FESTSPIELE / CHICAGO SYMPHONY ORCHESTRA / MUTI

28/08/11 Lautstärke ist freilich eine Lösung, für Richard Strauss wie für Paul Hindemith und für manch andere Musik auch. Die beste vielleicht nicht, aber immerhin ein Weg, um sich respektablen Beifall zu sichern.

Von Reinhard Kriechbaum

Musik, die so laut ist, kann gar nicht schlecht sein, und ihre Wiedergabe schon gar nicht. So haben offensichtlich viele Zuhörer gedacht am Freitagabend (26.8.), als ihnen „Danza Petrificada“ um die Ohren geballert wurde: eine Komposition, die ein gewisser Bernard Rands (ein 1934 geborener Engländer) im Vorjahr für seinen Freund Riccardo Muti und das Chicago Symphony Orchestra geschrieben hat. Wie die Werkeinführung verrät, ist es eine Gedenkmusik zum 200-Jahre-Jubiläum der Unabhängigkeit Mexicos. Rumba-Kugeln und dergleichen Schlagwerk verorten das plakative Musik-Scheusal tatsächlich einigermaßen in Lateinamerika. Sonst denkt man aber bei der Wucht eher an ein tektonisches Ur-Ereignis, vielleicht an Kontinentalverschiebung. Das ist in der Region ja auch nicht so weit daneben. Mag sein, dass das Stück ein wenig gewinnen würde, wenn die Blechbläser nicht andauernd die Streicher vor sich her peitschten.

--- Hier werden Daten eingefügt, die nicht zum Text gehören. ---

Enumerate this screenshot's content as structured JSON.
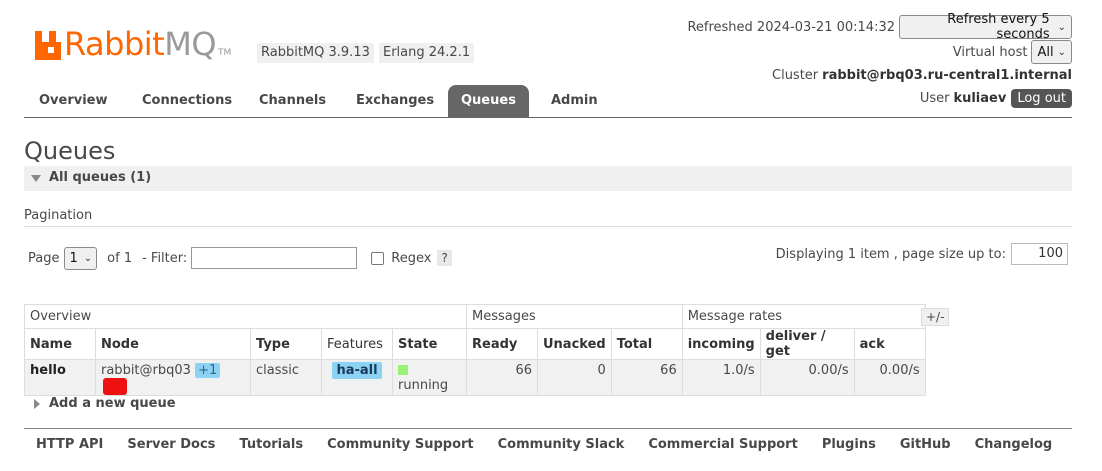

Die Brass Band ist eine toll trainierte Truppe im Chicago Symphony Orchestra: Wenn die loslegt, sind die anderen aus dem Schneider, weil sie ohnedies fast nicht mehr hört. So zum Beispiel in Paul Hindemiths „Symphony in Es“. Ob Hindemith mit diesem neoklassizistischen Werk Bruckner kreativ paraphrasiert oder sich im Grunde über ihn lustig gemacht hat, konnte man anhand dieser gelegentlich malmenden, aber dann auch wieder in der Spannung arg durchhängenden Wiedergabe nicht recht ausmachen. Jedenfalls bauschte sich das Blech immer wieder mächtig auf, und wenn man etwas genauer hinhörte, dann konnte man nachfühlen, mit welch tiefer Abneigung ein jeder der Musiker die andauernde melodisch sperrige Käferkrabbelei mitmachte.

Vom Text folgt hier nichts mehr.